People who we asked confirmed they felt safe at the home and with staff. When asked generally about the staff, one person commented that there seemed to be a lot of new staff and they didn't always know what to do, although they did work with other staff initially. Others were more positive about new staff. We found, however, that the home's procedures regarding employment of new staff were not robust enough to ensure they were fit for their role.

We observed that staff were continually occupied during our visit, but were polite to people, pleasant in manner, and did not rush them. People in their bedrooms told us their call bell was responded to quickly enough if they used it, and that staff 'popped in' at intervals to see if they were alright.

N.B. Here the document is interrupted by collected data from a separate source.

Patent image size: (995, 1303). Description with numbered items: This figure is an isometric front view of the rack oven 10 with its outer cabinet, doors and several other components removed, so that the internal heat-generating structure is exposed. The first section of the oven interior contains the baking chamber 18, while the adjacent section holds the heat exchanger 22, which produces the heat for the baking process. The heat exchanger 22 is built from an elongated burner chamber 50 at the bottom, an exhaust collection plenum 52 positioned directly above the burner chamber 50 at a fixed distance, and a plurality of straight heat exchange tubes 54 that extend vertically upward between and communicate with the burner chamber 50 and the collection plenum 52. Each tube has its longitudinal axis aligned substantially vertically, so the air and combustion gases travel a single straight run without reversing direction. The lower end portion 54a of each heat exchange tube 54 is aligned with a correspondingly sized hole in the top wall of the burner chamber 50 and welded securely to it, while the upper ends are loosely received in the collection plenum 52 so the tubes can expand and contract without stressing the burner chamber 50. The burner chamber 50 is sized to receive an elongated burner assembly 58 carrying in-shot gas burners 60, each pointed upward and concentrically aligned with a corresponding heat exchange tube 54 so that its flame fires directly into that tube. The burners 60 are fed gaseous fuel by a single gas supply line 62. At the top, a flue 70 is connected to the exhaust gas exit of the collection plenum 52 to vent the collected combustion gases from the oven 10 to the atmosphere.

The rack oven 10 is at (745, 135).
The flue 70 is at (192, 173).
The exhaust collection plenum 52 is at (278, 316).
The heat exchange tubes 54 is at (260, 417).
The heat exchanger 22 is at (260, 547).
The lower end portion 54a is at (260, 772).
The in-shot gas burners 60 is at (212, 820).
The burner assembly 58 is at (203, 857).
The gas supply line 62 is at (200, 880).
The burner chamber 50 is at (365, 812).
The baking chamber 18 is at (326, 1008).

Regarding the accommodation, those we asked felt the home was kept sufficiently clean. We heard two people in the dining room at lunchtime saying how much they had enjoyed their meal, and other people also appeared to be enjoying their food. People who used walking aids confirmed that they got around the home without encountering any hazards. Some who liked to read said the lighting was sufficient for this in the evenings.

3 February 2011

During an inspection looking at part of the service

We looked at what people experienced as well as what they were able to tell us directly. This was because many people who lived at the home had complex care needs, with impairment of memory or mental functioning. Some had a learning disability. They therefore had some difficulty in giving us their views verbally. People were particularly vulnerable as they might not be able to express their needs, or speak up when their needs were not being met.

We were only able to get short answers or 'Yes/no' answers from most people we met, in reply to our questions about what it was like to live at the home. They appeared cheerful, and looked as though they had been assisted with their personal care needs. They were happy to engage with others, though some slept for periods.

We found improvements had been made since our last review, but we also found that some people's care and welfare needs were still not fully met, exposing them to risks from other people or their environment. People had a cleaner, more hygienic home, although ongoing action was needed to maintain this improvement for them.

15 December 2010

During an inspection in response to concerns

Many people who live at the home have complex care needs and impairment of memory or mental functioning. Some people have a learning disability. People are vulnerable as they may not be able to express their needs or speak up when their needs are not being met. We were only able to get short answers from people living at the home in response to closed 'yes/no' questions about what it was like to live at the home. Although nobody told us that they did not like living at the home, other people who visit the home or who have had a professional connection with the home were able to provide us with examples of people receiving poor care. However, one person who had a relative stay at the home and one person whose relative currently lives at the home told us their family members received good care.